It took me a while to get to Thomas Malone’s Superminds, but I’m glad I did.

It is one of many recent books that tries to get at how and why people collaborate in producing innovations in all areas of life. It is also one of the best because it is one of the most comprehensive and logical—at least of the books I’ve read.

Malone, who teaches at MIT’s Sloan School of Business, starts with a pair of what are now not  very unusual assumptions—that we learned almost everything worth knowing because people collaborated and that our ability to do so reflects the way our unusual brains evolved. What sets his book apart is the way he explores five main ways our brains have evolved reflecting the broad periods of human history and how they could lead to a new burst of innovation and cooperation using today’s superminds of both the human and digital varieties

Early on, he defines a supermind as “a group of individuals acting together in ways that seem intelligent.” Thus, any collection of people is or can be a supermind, including seemingly random crowds that don’t bump into each other when walking down the street.
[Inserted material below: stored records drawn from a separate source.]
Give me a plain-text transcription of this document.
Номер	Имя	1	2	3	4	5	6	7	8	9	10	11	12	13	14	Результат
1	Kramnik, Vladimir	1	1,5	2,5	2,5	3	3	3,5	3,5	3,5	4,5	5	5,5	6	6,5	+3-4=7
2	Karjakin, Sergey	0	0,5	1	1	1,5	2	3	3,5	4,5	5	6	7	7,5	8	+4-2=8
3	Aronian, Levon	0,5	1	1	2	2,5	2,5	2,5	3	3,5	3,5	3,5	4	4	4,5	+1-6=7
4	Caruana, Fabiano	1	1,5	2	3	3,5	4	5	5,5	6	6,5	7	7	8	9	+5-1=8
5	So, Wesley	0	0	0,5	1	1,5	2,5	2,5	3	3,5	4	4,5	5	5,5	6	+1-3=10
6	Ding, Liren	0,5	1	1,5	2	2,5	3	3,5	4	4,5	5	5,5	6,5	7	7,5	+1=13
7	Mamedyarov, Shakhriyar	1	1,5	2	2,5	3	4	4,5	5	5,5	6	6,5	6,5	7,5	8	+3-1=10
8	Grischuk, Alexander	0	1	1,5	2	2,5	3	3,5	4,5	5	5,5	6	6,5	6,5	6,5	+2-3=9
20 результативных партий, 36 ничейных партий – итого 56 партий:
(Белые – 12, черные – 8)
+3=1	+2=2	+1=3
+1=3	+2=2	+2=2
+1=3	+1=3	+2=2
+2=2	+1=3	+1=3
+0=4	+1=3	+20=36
He is particularly interested in what he calls general intelligence or “the ability to achieve a side range of different goals effectively in different environments.” It is that skill that makes us different from computers and other machines whose powers worry and/or excite so many of us.

The book takes us in multiple directions, but for peacebuilders, the key lies in the ways he sees computational power enhancing human general intelligence because superminds can be “trained” to make better decisions. That holds across all types of human organizations, from small tribes to hierarchies to democracies to markets to communities and, finally, to the emerging norm—networks.

Although he doesn’t quite use this terminology, Malone is convinced that we can use the affordances of today’s technologies to build stronger, more interconnected, and more effective communities by building off of the networks they spawn.

That’s the case because human and/or machine-driven superminds can take advantage of a number of characteristics that lead to effective decision making—size, diversity, identifying outliers or “black swans,” interdependence, and more.

This thought provoking book should be of interest to all peacebuilders and anyone else who is interested in producing large scale social change.